Todavia, levada a problemática ao STF por meio de recurso extraordinário – já que as normas sobre iniciativas reservadas na Constituição Estadual são de reprodução obrigatória da Constituição Federal (STF, RE nº 650.898/RS) –, o relator, Min. Gilmar Mendes, afirmou que “O Supremo Tribunal Federal firmou o entendimento no sentido de que as hipóteses de limitação da iniciativa parlamentar estão taxativamente previstas no art. 61 da Constituição, que trata da reserva de iniciativa de lei do Chefe do Poder Executivo. Não se permite, assim, interpretação ampliativa do citado dispositivo constitucional, para abarcar matérias além daquelas relativas ao funcionamento e estruturação da Administração Pública, mais especificamente, a servidores e órgãos do Poder Executivo.”

Prosseguindo em seu voto, o Min. Gilmar Mendes afirmou que “No caso em exame, a lei municipal que prevê obrigatoriedade de instalação de câmeras de segurança em escolas públicas municipais e cercanias não cria ou altera a estrutura ou a atribuição de órgãos da Administração Pública local nem trata do regime jurídico de servidores públicos”, motivo pelo qual não se vislumbrou nenhum vício de inconstitucionalidade formal na legislação impugnada (Lei Municipal nº 5.616, de 16 de agosto de 2013).

O julgador sustentou que “a proteção aos direitos da criança e do adolescente qualifica-se como direito fundamental de segunda dimensão que impõe ao Poder Público a satisfação de um dever de prestação positiva destinado a todos os entes políticos que compõem a organização federativa do Estado brasileiro, nos termos do art. 227 da Constituição.” Por fim, no mérito do recurso extraordinário, votou pela procedência para reafirmar a jurisprudência do STF no sentido de que “não usurpa a competência privativa do Chefe do Poder Executivo lei que, embora crie despesa para a Administração Pública, não trata da sua estrutura ou da atribuição de seus órgãos nem do regime jurídico de servidores públicos (art. 61, § 1º, II, ‘a’, ‘c’ e ‘e’, da Constituição Federal).”

O Recurso Extraordinário com Agravo (ARE nº 878.911), ao final, teve o pedido julgado procedente para julgar constitucional a Lei Municipal nº 5.616/13, do Município do Rio de Janeiro, que torna obrigatória a instalação de câmeras de monitoramento de segurança nas dependências e cercanias de todas as escolas públicas municipais.

O recente entendimento, firmado em outubro de 2016 pelo Supremo Tribunal Federal, órgão responsável pela guarda da Constituição (artigo 102, caput, CF), sem dúvidas ecoa por todos os tribunais brasileiros, especialmente porque manifestado em julgamento de recurso constitucional extraordinário, com o reconhecimento da repercussão geral (existência de questão relevante do ponto de vista econômico, político, social ou jurídico que ultrapassa os interesses subjetivos do processo – artigo 1.035, § 1º, NCPC).
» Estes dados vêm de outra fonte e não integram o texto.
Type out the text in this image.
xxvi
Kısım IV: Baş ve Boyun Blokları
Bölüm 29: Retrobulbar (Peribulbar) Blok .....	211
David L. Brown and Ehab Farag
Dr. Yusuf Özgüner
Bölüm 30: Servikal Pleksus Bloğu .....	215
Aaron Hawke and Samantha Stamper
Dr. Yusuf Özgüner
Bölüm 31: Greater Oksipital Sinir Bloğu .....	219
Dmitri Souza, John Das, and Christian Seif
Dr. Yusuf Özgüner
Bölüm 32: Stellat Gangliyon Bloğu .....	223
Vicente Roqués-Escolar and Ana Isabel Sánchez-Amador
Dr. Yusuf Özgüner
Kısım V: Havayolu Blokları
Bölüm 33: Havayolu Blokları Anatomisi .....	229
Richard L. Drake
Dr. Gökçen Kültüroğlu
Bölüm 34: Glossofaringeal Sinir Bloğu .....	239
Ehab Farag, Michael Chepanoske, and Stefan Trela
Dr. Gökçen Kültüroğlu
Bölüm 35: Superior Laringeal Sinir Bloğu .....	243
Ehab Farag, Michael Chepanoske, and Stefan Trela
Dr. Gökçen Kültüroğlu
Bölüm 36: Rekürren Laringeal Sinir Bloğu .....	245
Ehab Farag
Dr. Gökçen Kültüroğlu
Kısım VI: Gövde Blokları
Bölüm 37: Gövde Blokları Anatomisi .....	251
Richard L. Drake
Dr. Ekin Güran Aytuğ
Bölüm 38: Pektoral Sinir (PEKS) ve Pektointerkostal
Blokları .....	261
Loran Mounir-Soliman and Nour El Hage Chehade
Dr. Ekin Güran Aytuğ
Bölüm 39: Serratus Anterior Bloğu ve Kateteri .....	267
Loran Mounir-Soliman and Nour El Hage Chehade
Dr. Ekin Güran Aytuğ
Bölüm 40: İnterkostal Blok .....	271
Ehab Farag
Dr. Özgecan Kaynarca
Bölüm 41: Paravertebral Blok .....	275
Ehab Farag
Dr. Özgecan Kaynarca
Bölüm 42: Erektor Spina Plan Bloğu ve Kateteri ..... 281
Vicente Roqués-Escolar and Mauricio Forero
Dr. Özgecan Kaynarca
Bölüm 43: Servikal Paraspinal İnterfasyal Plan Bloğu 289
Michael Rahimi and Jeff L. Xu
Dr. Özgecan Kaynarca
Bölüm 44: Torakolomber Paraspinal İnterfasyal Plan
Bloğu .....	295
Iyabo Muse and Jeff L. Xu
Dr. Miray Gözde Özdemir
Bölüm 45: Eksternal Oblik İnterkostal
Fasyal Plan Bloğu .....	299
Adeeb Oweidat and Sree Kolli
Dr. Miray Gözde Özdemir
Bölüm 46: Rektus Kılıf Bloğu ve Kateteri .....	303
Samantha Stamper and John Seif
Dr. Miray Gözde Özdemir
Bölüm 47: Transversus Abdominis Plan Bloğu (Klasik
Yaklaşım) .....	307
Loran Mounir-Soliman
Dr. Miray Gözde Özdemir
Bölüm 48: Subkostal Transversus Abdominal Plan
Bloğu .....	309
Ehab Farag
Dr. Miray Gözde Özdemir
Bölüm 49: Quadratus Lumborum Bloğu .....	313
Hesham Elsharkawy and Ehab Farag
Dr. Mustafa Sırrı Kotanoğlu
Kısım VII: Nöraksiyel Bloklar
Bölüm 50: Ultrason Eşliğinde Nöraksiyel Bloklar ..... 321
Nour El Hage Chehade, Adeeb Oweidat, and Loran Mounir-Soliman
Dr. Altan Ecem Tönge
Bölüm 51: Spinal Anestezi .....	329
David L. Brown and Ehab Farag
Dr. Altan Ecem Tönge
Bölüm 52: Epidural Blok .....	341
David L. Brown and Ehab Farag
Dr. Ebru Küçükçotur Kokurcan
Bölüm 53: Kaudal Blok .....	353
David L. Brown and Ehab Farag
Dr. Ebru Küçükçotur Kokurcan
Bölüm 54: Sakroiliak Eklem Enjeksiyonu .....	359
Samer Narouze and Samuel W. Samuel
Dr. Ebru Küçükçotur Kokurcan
Não há posicionamentos do Tribunal de Justiça do Rio Grande do Sul sobre a matéria após o julgamento do ARE nº 878.911/RJ, mas deve ser levado em consideração que o órgão de maior escalão do Poder Judiciário no Brasil já declarou a constitucionalidade de lei municipal idêntica ao conteúdo do Projeto de Lei nº 087/2018, de origem parlamentar.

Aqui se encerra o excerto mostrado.